Intracellular Trafficking Assays for Dopamine D2-Like Receptors

Protocol
Part of the Neuromethods book series (NM, volume 96)

Abstract

G protein-coupled receptors (GPCRs) follow two endocytic pathways: homologous pathway, which is GPCR kinase (GRK) mediated and agonist induced, and heterologous pathway mediated by second messenger-dependent protein kinases. Dopamine D2 receptor undergoes GRK-mediated and, to a lesser extent, protein kinase C (PKC)-mediated endocytosis. Dopamine D3 receptor almost totally undergoes PKC-mediated endocytosis. D3 receptor also uniquely undergoes pharmacological sequestration, which involves conformational changes of receptor proteins that abrogates hydrophilic agonist binding. Pharmacological sequestration does not involve an actual movement of receptor to the cytosol. Internalization of GPCRs can be determined using ligand binding, flow cytometry, ELISA, fluorescence, or cell surface biotinylation assays.

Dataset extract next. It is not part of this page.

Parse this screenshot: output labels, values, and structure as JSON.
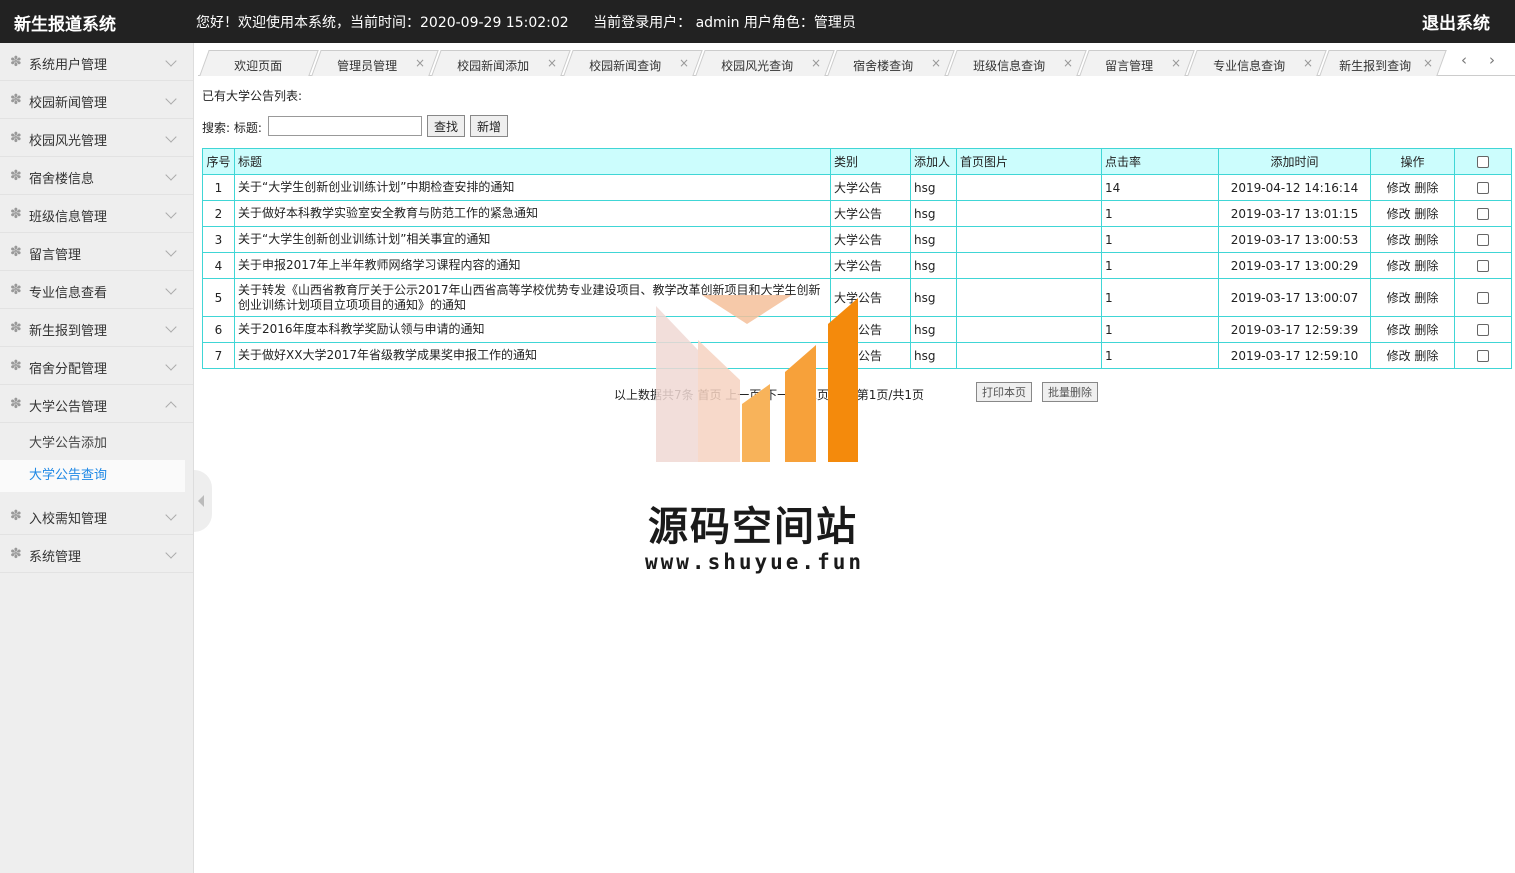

Here, we review convenient and commonly used methodologies involved in the internalization of dopamine receptors focusing on D2 and D3 receptor.

Key words

Receptor internalization Ligand binding GRK PKC Clathrin Caveolae Fluorescence-activated cell sorting ELISA 

Notes

Acknowledgment

This study was financially supported by the Ministry of Knowledge Economy (MKE) and Korea Institute for Advancement of Technology (KIAT) through the Inter-ER Cooperation Project (R0002019).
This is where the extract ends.